The Fiend doveva perdere, avrebbe comunque perso, prima o poi l'avrebbe fatto. Ma per il tipo di personaggio e di aura che si era costruito intorno, e che la stessa WWE aveva reso possibile, doveva avvenire in maniera diversa. Così sottile è il suo personaggio e così minuziosa la sua caratterizzazione, che anche la sua caduta doveva essere altrettanto accurata.

E signori, non c'entra Goldberg, il fatto che abbia 53 anni o che manco abbia saputo far bene la Jackhammer. Stiamo parlando di wrestling, una disciplina in cui un Daniel Bryan pure mezzo scassato in una notte batte prima Triple H, poi Batista e Randy Orton contemporaneamente, e nessuno ha nulla da ridire. Perché quella storia non solo fila, ma è scritta benissimo e ti fa sognare.

Quindi il problema non è Goldberg, ma il match con cui Goldberg ha battuto The Fiend. O meglio, la sua scrittura.

Se Goldberg avesse studiato a fondo The Fiend, fosse stato in grado di scoprire qual è la sua vulnerabilità (quella sfuggita ai Bàlor, ai Rollins, ai Bryan), l'avesse scoperchiata e quindi avesse vinto anche solo con una Spinebuster, non ci sarebbe stato niente di male. Sarebbe stata una storia che ci avrebbe condotto alla rivincita (e quindi a WrestleMania, probabilmente) con l'hype a mille: riuscirà a ricostruirsi e a prendersi la rivincita un The Fiend reso vulnerabile e colpito in quel punto debole che aveva nascosto a tutti fino a questo momento?
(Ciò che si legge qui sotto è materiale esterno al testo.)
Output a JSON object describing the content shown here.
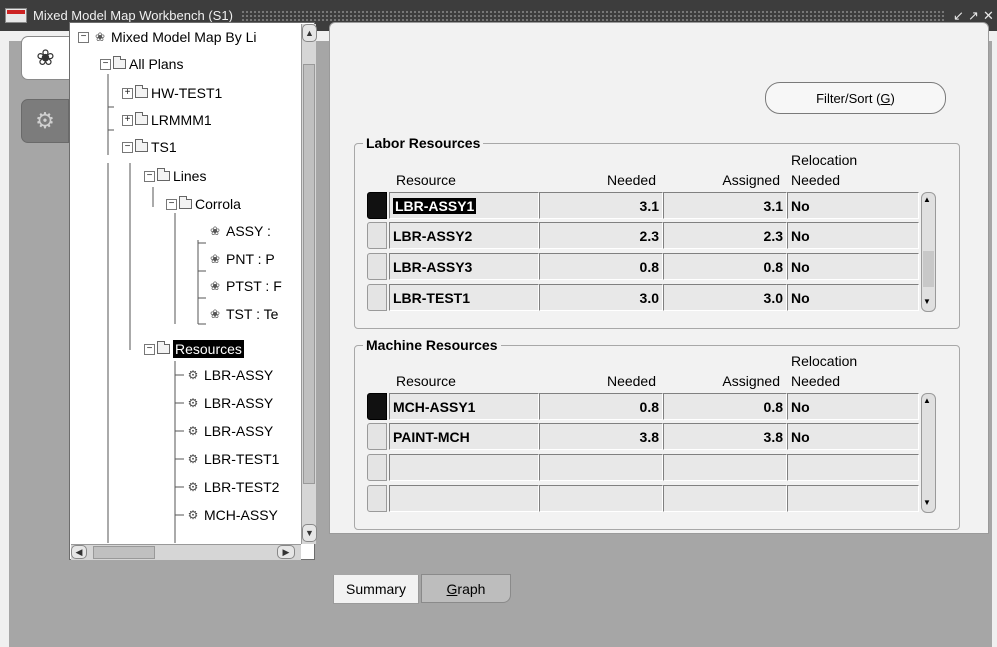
{
  "window": {
    "title": "Mixed Model Map Workbench (S1)",
    "controls": [
      "↙",
      "↗",
      "✕"
    ]
  },
  "side_tabs": {
    "active_icon": "model-map-icon",
    "inactive_icon": "gears-icon"
  },
  "tree": {
    "root": "Mixed Model Map By Li",
    "all_plans": "All Plans",
    "plan1": "HW-TEST1",
    "plan2": "LRMMM1",
    "plan3": "TS1",
    "lines": "Lines",
    "line1": "Corrola",
    "op1": "ASSY :",
    "op2": "PNT : P",
    "op3": "PTST : F",
    "op4": "TST : Te",
    "resources": "Resources",
    "res1": "LBR-ASSY",
    "res2": "LBR-ASSY",
    "res3": "LBR-ASSY",
    "res4": "LBR-TEST1",
    "res5": "LBR-TEST2",
    "res6": "MCH-ASSY"
  },
  "filter_button": {
    "prefix": "Filter/Sort (",
    "mnemonic": "G",
    "suffix": ")"
  },
  "labor": {
    "title": "Labor Resources",
    "headers": {
      "resource": "Resource",
      "needed": "Needed",
      "assigned": "Assigned",
      "relocation_1": "Relocation",
      "relocation_2": "Needed"
    },
    "rows": [
      {
        "resource": "LBR-ASSY1",
        "needed": "3.1",
        "assigned": "3.1",
        "relocation": "No"
      },
      {
        "resource": "LBR-ASSY2",
        "needed": "2.3",
        "assigned": "2.3",
        "relocation": "No"
      },
      {
        "resource": "LBR-ASSY3",
        "needed": "0.8",
        "assigned": "0.8",
        "relocation": "No"
      },
      {
        "resource": "LBR-TEST1",
        "needed": "3.0",
        "assigned": "3.0",
        "relocation": "No"
      }
    ]
  },
  "machine": {
    "title": "Machine Resources",
    "headers": {
      "resource": "Resource",
      "needed": "Needed",
      "assigned": "Assigned",
      "relocation_1": "Relocation",
      "relocation_2": "Needed"
    },
    "rows": [
      {
        "resource": "MCH-ASSY1",
        "needed": "0.8",
        "assigned": "0.8",
        "relocation": "No"
      },
      {
        "resource": "PAINT-MCH",
        "needed": "3.8",
        "assigned": "3.8",
        "relocation": "No"
      },
      {
        "resource": "",
        "needed": "",
        "assigned": "",
        "relocation": ""
      },
      {
        "resource": "",
        "needed": "",
        "assigned": "",
        "relocation": ""
      }
    ]
  },
  "tabs": {
    "summary": "Summary",
    "graph_mnemonic": "G",
    "graph_rest": "raph"
  }
}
Un'entità senza macchie che una macchia invece ce l'aveva ed era stato solo molto bravo a nasconderla a tutti?

Scritta così, sarebbe stata una storia formidabile. Peccato che non sia quello che la WWE ci ha raccontato.
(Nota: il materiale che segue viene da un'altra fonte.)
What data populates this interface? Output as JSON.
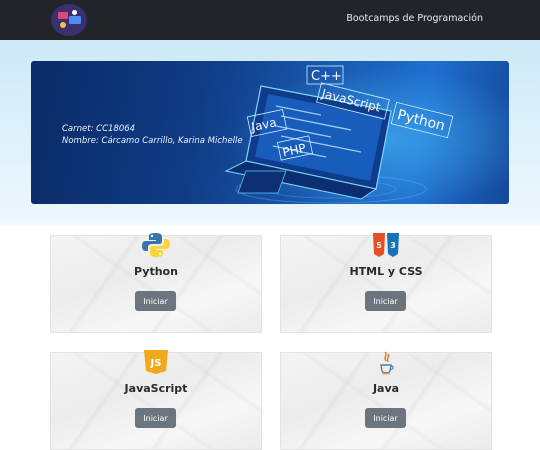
{
  "navbar": {
    "brand_icon": "bootcamp-logo-icon",
    "link_label": "Bootcamps de Programación"
  },
  "banner": {
    "line1": "Carnet: CC18064",
    "line2": "Nombre: Cárcamo Carrillo, Karina Michelle",
    "illustration_labels": [
      "C++",
      "JavaScript",
      "Python",
      "Java",
      "PHP"
    ]
  },
  "courses": [
    {
      "title": "Python",
      "button": "Iniciar",
      "icon": "python-icon"
    },
    {
      "title": "HTML y CSS",
      "button": "Iniciar",
      "icon": "html-css-icon"
    },
    {
      "title": "JavaScript",
      "button": "Iniciar",
      "icon": "javascript-icon"
    },
    {
      "title": "Java",
      "button": "Iniciar",
      "icon": "java-icon"
    }
  ],
  "colors": {
    "navbar": "#212529",
    "button": "#6c757d",
    "banner": "#103c85"
  }
}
La WWE ci ha raccontato che un anziano campione, che fa vendere biglietti per una fama costruita vent'anni fa, ha battuto con una finisher e in tre minuti di match la sensazione del momento. Colui che era uscito indenne da quasi venti finisher del precedente campione, a sua volta presentato come un fuoriclasse assoluto (sebbene umano) tanto da battere due volte Brock Lesnar. Lo stesso Brock Lesnar che l'altro campione, Kofi Kingston, l'ha poi battuto in 7 secondi. E Kofi aveva vinto con Daniel Bryan, quello di Triple H, Batista e Randy Orton, per capirci.
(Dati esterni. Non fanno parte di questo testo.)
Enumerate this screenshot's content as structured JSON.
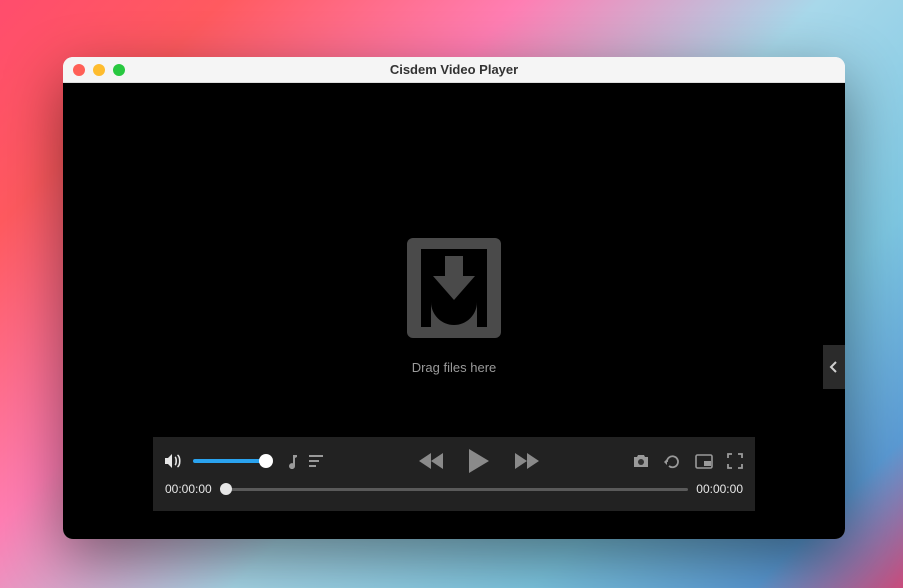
{
  "window": {
    "title": "Cisdem Video Player"
  },
  "dropzone": {
    "label": "Drag files here"
  },
  "player": {
    "current_time": "00:00:00",
    "total_time": "00:00:00",
    "volume_percent": 100,
    "progress_percent": 0
  },
  "colors": {
    "volume_track": "#2aa3ef"
  }
}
Ebbene, la WWE ci ha raccontato che per battere il primo anello di questa catena di fuoriclasse bastava un anziano campione, che ha abbattuto il suo avversario come un Vladimir Kozlov qualunque: quei personaggi dalle effimere strisce di imbattibilità che una volta conosciuta la prima sconfitta poi rimangono per sempre senza un seguito, una storia dietro e un avvenire davanti.

Insomma, la portata del disastro è davvero imponente. Perché la WWE questa sensazione mai vista prima, e quasi impossibile da prevedere in tempi come quelli contemporanei (in cui i tifosi sono quasi immuni all'essere stupiti), questa macchina da stupore come The Fiend l'ha demolita in tre minuti. E con essa tutte le Superstar contemporanee che stanno al di sotto.

Nel nome di che cosa? Di Goldberg, e di uno status che farà comodo fino a WrestleMania, e non oltre.

Il disastro per il quale non c'è rimedio è questo. E questo è il motivo per cui scrivere un articolo speciale. Perché a SmackDown Bray Wyatt potrebbe anche tornare Universal Champion stasera stessa. Ma quel The Fiend sottile, ramificato, impenetrabile, imperturbabile e inaffossabile non tornerà indietro mai più.